Ghaleb Faour

2papers

2 Papers

CVOct 3, 2023
Empirical Study of PEFT techniques for Winter Wheat Segmentation

Mohamad Hasan Zahweh, Hasan Nasrallah, Mustafa Shukor et al.

Parameter Efficient Fine Tuning (PEFT) techniques have recently experienced significant growth and have been extensively employed to adapt large vision and language models to various domains, enabling satisfactory model performance with minimal computational needs. Despite these advances, more research has yet to delve into potential PEFT applications in real-life scenarios, particularly in the critical domains of remote sensing and crop monitoring. The diversity of climates across different regions and the need for comprehensive large-scale datasets have posed significant obstacles to accurately identify crop types across varying geographic locations and changing growing seasons. This study seeks to bridge this gap by comprehensively exploring the feasibility of cross-area and cross-year out-of-distribution generalization using the State-of-the-Art (SOTA) wheat crop monitoring model. The aim of this work is to explore PEFT approaches for crop monitoring. Specifically, we focus on adapting the SOTA TSViT model to address winter wheat field segmentation, a critical task for crop monitoring and food security. This adaptation process involves integrating different PEFT techniques, including BigFit, LoRA, Adaptformer, and prompt tuning. Using PEFT techniques, we achieved notable results comparable to those achieved using full fine-tuning methods while training only a mere 0.7% parameters of the whole TSViT architecture. The in-house labeled data-set, referred to as the Beqaa-Lebanon dataset, comprises high-quality annotated polygons for wheat and non-wheat classes with a total surface of 170 kmsq, over five consecutive years. Using Sentinel-2 images, our model achieved a 84% F1-score. We intend to publicly release the Lebanese winter wheat data set, code repository, and model weights.

CVNov 22, 2021
Lebanon Solar Rooftop Potential Assessment using Buildings Segmentation from Aerial Images

Hasan Nasrallah, Abed Ellatif Samhat, Yilei Shi et al.

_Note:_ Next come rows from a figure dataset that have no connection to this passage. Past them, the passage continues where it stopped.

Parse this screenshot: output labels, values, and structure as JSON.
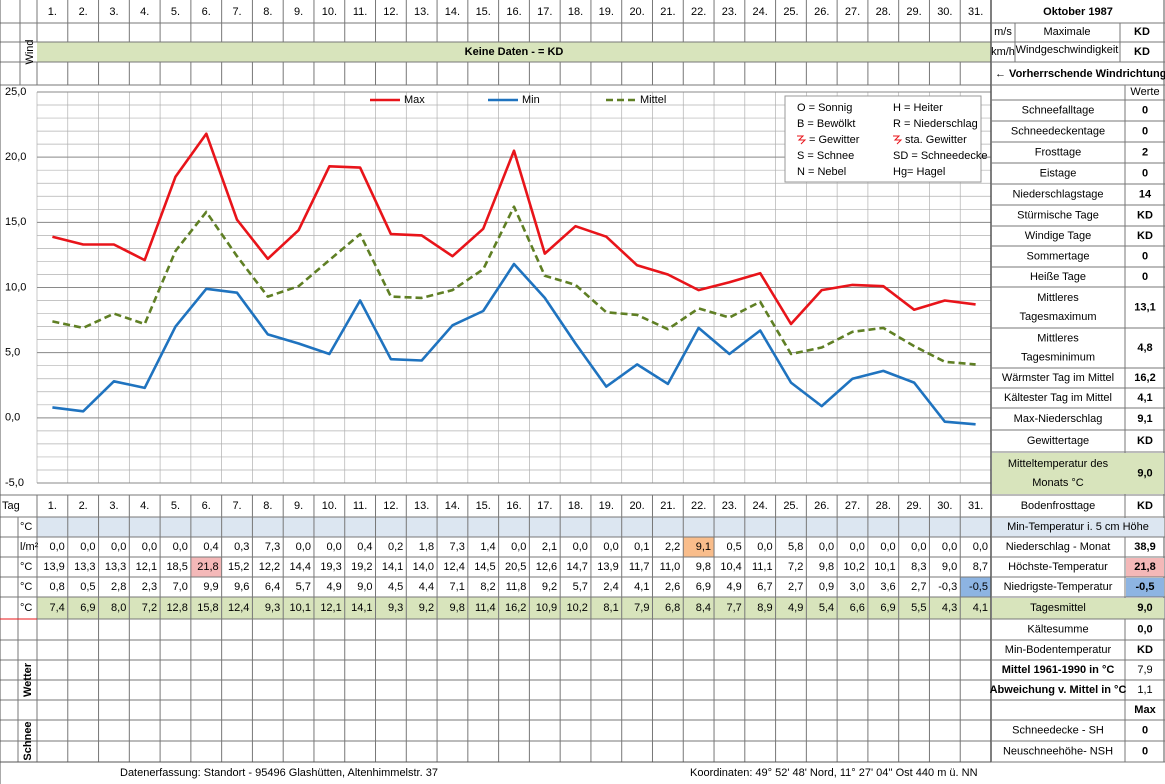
{
  "title": "Oktober 1987",
  "wind": {
    "label": "Wind",
    "units": [
      "m/s",
      "km/h"
    ],
    "max_label": [
      "Maximale",
      "Windgeschwindigkeit"
    ],
    "max_values": [
      "KD",
      "KD"
    ],
    "no_data": "Keine Daten -  = KD",
    "direction": "← Vorherrschende Windrichtung"
  },
  "chart_data": {
    "type": "line",
    "categories": [
      "1.",
      "2.",
      "3.",
      "4.",
      "5.",
      "6.",
      "7.",
      "8.",
      "9.",
      "10.",
      "11.",
      "12.",
      "13.",
      "14.",
      "15.",
      "16.",
      "17.",
      "18.",
      "19.",
      "20.",
      "21.",
      "22.",
      "23.",
      "24.",
      "25.",
      "26.",
      "27.",
      "28.",
      "29.",
      "30.",
      "31."
    ],
    "ylim": [
      -5,
      25
    ],
    "yticks": [
      {
        "value": -5,
        "label": "-5,0"
      },
      {
        "value": 0,
        "label": "0,0"
      },
      {
        "value": 5,
        "label": "5,0"
      },
      {
        "value": 10,
        "label": "10,0"
      },
      {
        "value": 15,
        "label": "15,0"
      },
      {
        "value": 20,
        "label": "20,0"
      },
      {
        "value": 25,
        "label": "25,0"
      }
    ],
    "grid": true,
    "legend": "top",
    "series": [
      {
        "name": "Max",
        "color": "#e8141a",
        "dashed": false,
        "values": [
          13.9,
          13.3,
          13.3,
          12.1,
          18.5,
          21.8,
          15.2,
          12.2,
          14.4,
          19.3,
          19.2,
          14.1,
          14.0,
          12.4,
          14.5,
          20.5,
          12.6,
          14.7,
          13.9,
          11.7,
          11.0,
          9.8,
          10.4,
          11.1,
          7.2,
          9.8,
          10.2,
          10.1,
          8.3,
          9.0,
          8.7
        ],
        "value_labels": [
          "13,9",
          "13,3",
          "13,3",
          "12,1",
          "18,5",
          "21,8",
          "15,2",
          "12,2",
          "14,4",
          "19,3",
          "19,2",
          "14,1",
          "14,0",
          "12,4",
          "14,5",
          "20,5",
          "12,6",
          "14,7",
          "13,9",
          "11,7",
          "11,0",
          "9,8",
          "10,4",
          "11,1",
          "7,2",
          "9,8",
          "10,2",
          "10,1",
          "8,3",
          "9,0",
          "8,7"
        ]
      },
      {
        "name": "Min",
        "color": "#1f73bf",
        "dashed": false,
        "values": [
          0.8,
          0.5,
          2.8,
          2.3,
          7.0,
          9.9,
          9.6,
          6.4,
          5.7,
          4.9,
          9.0,
          4.5,
          4.4,
          7.1,
          8.2,
          11.8,
          9.2,
          5.7,
          2.4,
          4.1,
          2.6,
          6.9,
          4.9,
          6.7,
          2.7,
          0.9,
          3.0,
          3.6,
          2.7,
          -0.3,
          -0.5
        ],
        "value_labels": [
          "0,8",
          "0,5",
          "2,8",
          "2,3",
          "7,0",
          "9,9",
          "9,6",
          "6,4",
          "5,7",
          "4,9",
          "9,0",
          "4,5",
          "4,4",
          "7,1",
          "8,2",
          "11,8",
          "9,2",
          "5,7",
          "2,4",
          "4,1",
          "2,6",
          "6,9",
          "4,9",
          "6,7",
          "2,7",
          "0,9",
          "3,0",
          "3,6",
          "2,7",
          "-0,3",
          "-0,5"
        ]
      },
      {
        "name": "Mittel",
        "color": "#5f7f24",
        "dashed": true,
        "values": [
          7.4,
          6.9,
          8.0,
          7.2,
          12.8,
          15.8,
          12.4,
          9.3,
          10.1,
          12.1,
          14.1,
          9.3,
          9.2,
          9.8,
          11.4,
          16.2,
          10.9,
          10.2,
          8.1,
          7.9,
          6.8,
          8.4,
          7.7,
          8.9,
          4.9,
          5.4,
          6.6,
          6.9,
          5.5,
          4.3,
          4.1
        ],
        "value_labels": [
          "7,4",
          "6,9",
          "8,0",
          "7,2",
          "12,8",
          "15,8",
          "12,4",
          "9,3",
          "10,1",
          "12,1",
          "14,1",
          "9,3",
          "9,2",
          "9,8",
          "11,4",
          "16,2",
          "10,9",
          "10,2",
          "8,1",
          "7,9",
          "6,8",
          "8,4",
          "7,7",
          "8,9",
          "4,9",
          "5,4",
          "6,6",
          "6,9",
          "5,5",
          "4,3",
          "4,1"
        ]
      }
    ]
  },
  "legend_key": [
    [
      "O = Sonnig",
      "H = Heiter"
    ],
    [
      "B = Bewölkt",
      "R = Niederschlag"
    ],
    [
      "= Gewitter",
      "sta. Gewitter"
    ],
    [
      "S = Schnee",
      "SD = Schneedecke"
    ],
    [
      "N = Nebel",
      "Hg= Hagel"
    ]
  ],
  "table": {
    "day_label": "Tag",
    "units": [
      "°C",
      "l/m²",
      "°C",
      "°C",
      "°C"
    ],
    "precipitation": [
      "0,0",
      "0,0",
      "0,0",
      "0,0",
      "0,0",
      "0,4",
      "0,3",
      "7,3",
      "0,0",
      "0,0",
      "0,4",
      "0,2",
      "1,8",
      "7,3",
      "1,4",
      "0,0",
      "2,1",
      "0,0",
      "0,0",
      "0,1",
      "2,2",
      "9,1",
      "0,5",
      "0,0",
      "5,8",
      "0,0",
      "0,0",
      "0,0",
      "0,0",
      "0,0",
      "0,0"
    ],
    "weather_label": "Wetter",
    "snow_label": "Schnee"
  },
  "stats_header": "Werte",
  "stats": [
    {
      "label": [
        "Schneefalltage"
      ],
      "value": "0"
    },
    {
      "label": [
        "Schneedeckentage"
      ],
      "value": "0"
    },
    {
      "label": [
        "Frosttage"
      ],
      "value": "2"
    },
    {
      "label": [
        "Eistage"
      ],
      "value": "0"
    },
    {
      "label": [
        "Niederschlagstage"
      ],
      "value": "14"
    },
    {
      "label": [
        "Stürmische Tage"
      ],
      "value": "KD"
    },
    {
      "label": [
        "Windige Tage"
      ],
      "value": "KD"
    },
    {
      "label": [
        "Sommertage"
      ],
      "value": "0"
    },
    {
      "label": [
        "Heiße Tage"
      ],
      "value": "0"
    },
    {
      "label": [
        "Mittleres",
        "Tagesmaximum"
      ],
      "value": "13,1"
    },
    {
      "label": [
        "Mittleres",
        "Tagesminimum"
      ],
      "value": "4,8"
    },
    {
      "label": [
        "Wärmster Tag im Mittel"
      ],
      "value": "16,2"
    },
    {
      "label": [
        "Kältester Tag im Mittel"
      ],
      "value": "4,1"
    },
    {
      "label": [
        "Max-Niederschlag"
      ],
      "value": "9,1"
    },
    {
      "label": [
        "Gewittertage"
      ],
      "value": "KD"
    },
    {
      "label": [
        "Mitteltemperatur des",
        "Monats °C"
      ],
      "value": "9,0"
    }
  ],
  "summary": [
    {
      "label": "Bodenfrosttage",
      "value": "KD"
    },
    {
      "label": "Min-Temperatur i. 5 cm Höhe"
    },
    {
      "label": "Niederschlag - Monat",
      "value": "38,9"
    },
    {
      "label": "Höchste-Temperatur",
      "value": "21,8"
    },
    {
      "label": "Niedrigste-Temperatur",
      "value": "-0,5"
    },
    {
      "label": "Tagesmittel",
      "value": "9,0"
    },
    {
      "label": "Kältesumme",
      "value": "0,0"
    },
    {
      "label": "Min-Bodentemperatur",
      "value": "KD"
    },
    {
      "label": "Mittel 1961-1990 in °C",
      "value": "7,9"
    },
    {
      "label": "Abweichung v. Mittel in °C",
      "value": "1,1"
    },
    {
      "value": "Max"
    },
    {
      "label": "Schneedecke -   SH",
      "value": "0"
    },
    {
      "label": "Neuschneehöhe- NSH",
      "value": "0"
    }
  ],
  "footer": {
    "left": "Datenerfassung:  Standort -   95496  Glashütten, Altenhimmelstr. 37",
    "right": "Koordinaten:  49° 52' 48' Nord,  11° 27' 04'' Ost   440 m ü. NN"
  }
}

Estimating solar rooftop potential at a national level is a fundamental building block for every country to utilize solar power efficiently. Solar rooftop potential assessment relies on several features such as building geometry, location, and surrounding facilities. Hence, national-level approximations that do not take these factors into deep consideration are often inaccurate. This paper introduces Lebanon's first comprehensive footprint and solar rooftop potential maps using deep learning-based instance segmentation to extract buildings' footprints from satellite images. A photovoltaic panels placement algorithm that considers the morphology of each roof is proposed. We show that the average rooftop's solar potential can fulfill the yearly electric needs of a single-family residence while using only 5% of the roof surface. The usage of 50% of a residential apartment rooftop area would achieve energy security for up to 8 households. We also compute the average and total solar rooftop potential per district to localize regions corresponding to the highest and lowest solar rooftop potential yield. Factors such as size, ground coverage ratio and PV_out are carefully investigated for each district. Baalbeck district yielded the highest total solar rooftop potential despite its low built-up area. While, Beirut capital city has the highest average solar rooftop potential due to its extremely populated urban nature. Reported results and analysis reveal solar rooftop potential urban patterns and provides policymakers and key stakeholders with tangible insights. Lebanon's total solar rooftop potential is about 28.1 TWh/year, two times larger than the national energy consumption in 2019.